A recent blog post shows hackers owning a web server - at least the content and injecting a web skimming attack. https://blog.malwarebytes.com/hacking-2/2020/03/criminals-hack-tupperware-website-with-credit-card-skimmer/

Should this be detectable in web server logs? The bad guys redirected to legitimate checkout page after skimming, and since they controlled the main page, referring url could have looked normal there; but would any of malicious iframe request have been logged?

I would expect some log entry for deskofhelp.com to show somewhere - assuming web logs are intact?

2 Answers 2


I don't see how. When creating an iframe, a GET request is sent to the iframes src, but not to the server hosting the iframe.

So deskofhelp[.]com will likely have tupperware.com in its logs as referer header, but not the other way around.

Cross-origin frames can be logged by using a frame-src CSP directive combined with report-uri (or the newer report-to), but it seems that tupperware.com isn't using CSP at all.
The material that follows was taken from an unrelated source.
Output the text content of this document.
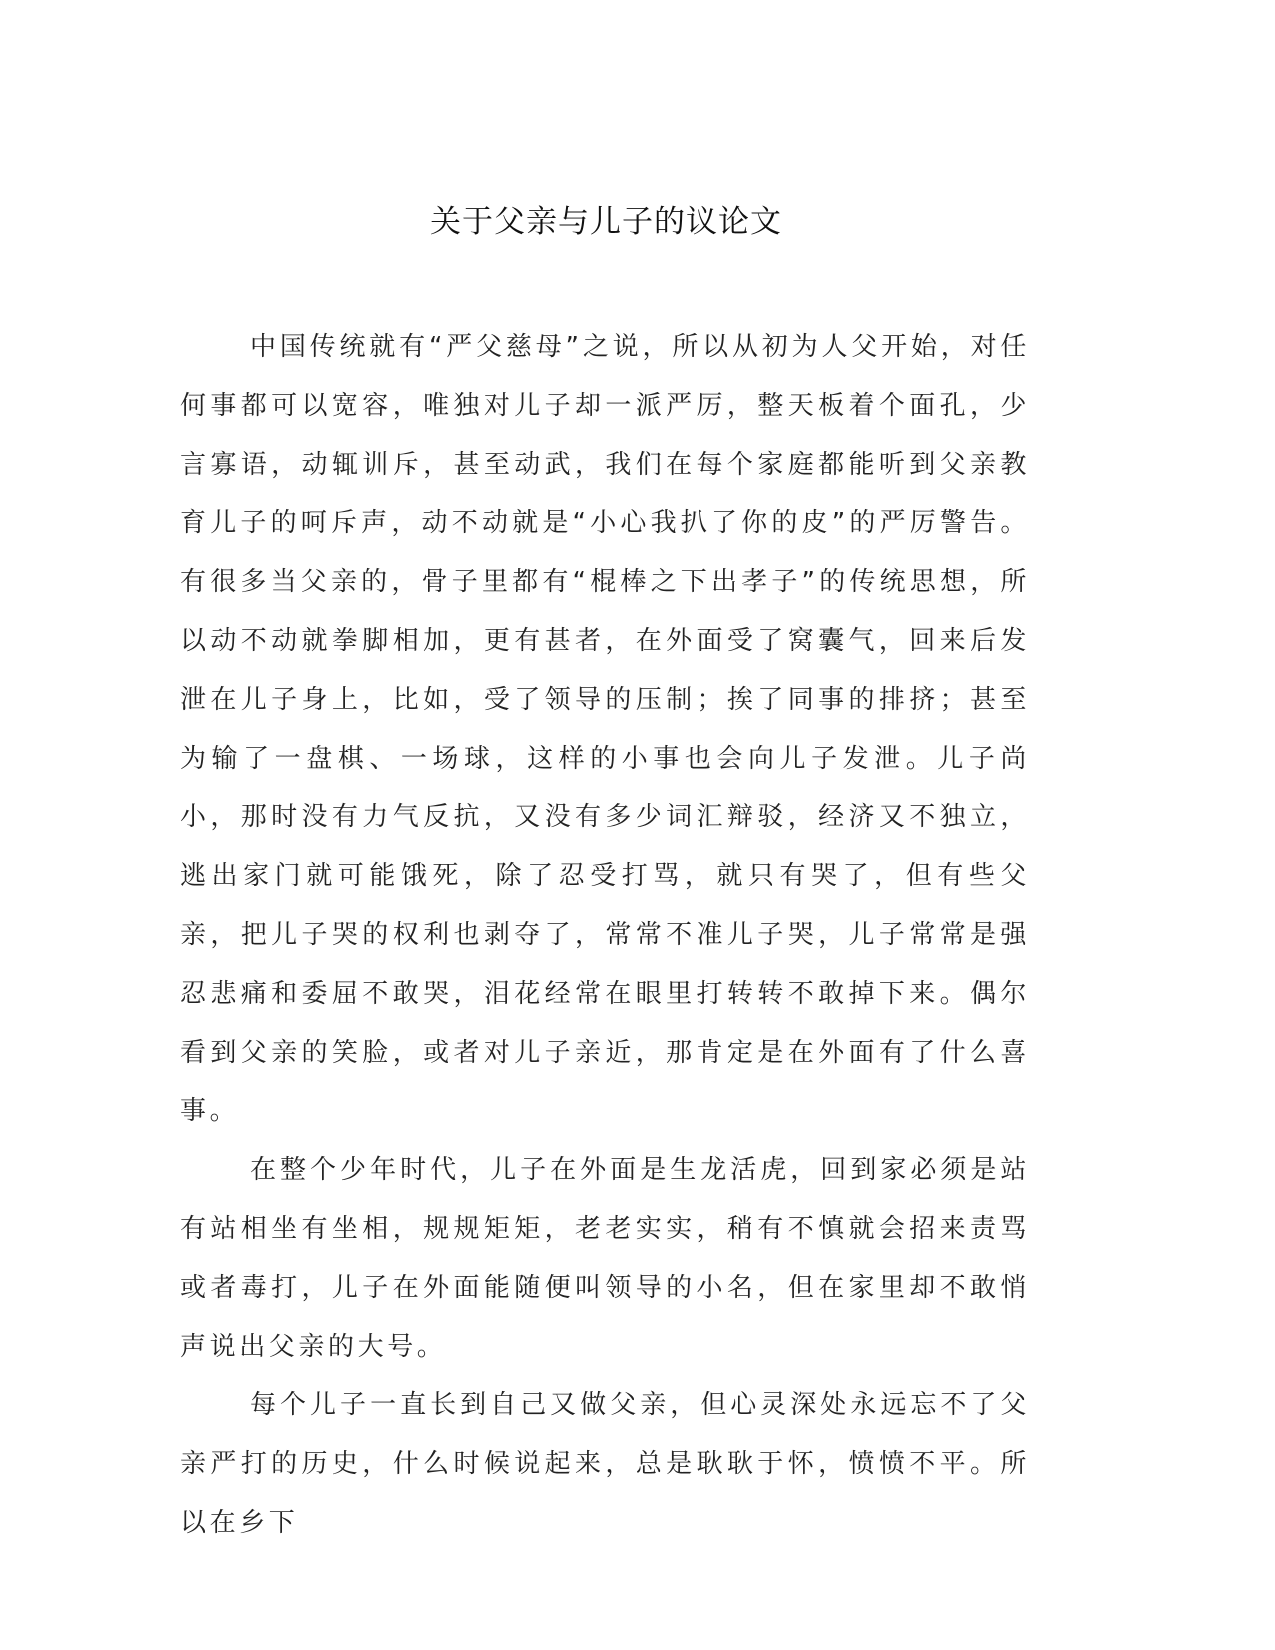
关于父亲与儿子的议论文

中国传统就有“严父慈母”之说，所以从初为人父开始，对任何事都可以宽容，唯独对儿子却一派严厉，整天板着个面孔，少言寡语，动辄训斥，甚至动武，我们在每个家庭都能听到父亲教育儿子的呵斥声，动不动就是“小心我扒了你的皮”的严厉警告。有很多当父亲的，骨子里都有“棍棒之下出孝子”的传统思想，所以动不动就拳脚相加，更有甚者，在外面受了窝囊气，回来后发泄在儿子身上，比如，受了领导的压制；挨了同事的排挤；甚至为输了一盘棋、一场球，这样的小事也会向儿子发泄。儿子尚小，那时没有力气反抗，又没有多少词汇辩驳，经济又不独立，逃出家门就可能饿死，除了忍受打骂，就只有哭了，但有些父亲，把儿子哭的权利也剥夺了，常常不准儿子哭，儿子常常是强忍悲痛和委屈不敢哭，泪花经常在眼里打转转不敢掉下来。偶尔看到父亲的笑脸，或者对儿子亲近，那肯定是在外面有了什么喜事。

在整个少年时代，儿子在外面是生龙活虎，回到家必须是站有站相坐有坐相，规规矩矩，老老实实，稍有不慎就会招来责骂或者毒打，儿子在外面能随便叫领导的小名，但在家里却不敢悄声说出父亲的大号。

每个儿子一直长到自己又做父亲，但心灵深处永远忘不了父亲严打的历史，什么时候说起来，总是耿耿于怀，愤愤不平。所以在乡下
  • Thanks for the answer, that is what i suspected. I guess the only log indication may be the get request for the faq_icon.png would appear as an anomaly if they were logging or graphing get requests. The story makes it sound like this file was added(not original) as it is hidden when invoked. The only other anomaly I can think of that could be in the logs would be checkout timing between clicks - the average checkout time would be longer as the person when to the malicious iframe first, then to the legit checkout site.
    – Johann
    Mar 30, 2020 at 14:45

This boils down to how the expected flow of interaction is supposed to work. If the end user detracts from the flow, for example, is redirected off site and suddenly returns, then this can be seen from the log, only if you can reconstruct the user journey. If you suddenly have a mass of users that don't seem to follow how you've constructed the user interaction flow, then you can tell that there's a problem.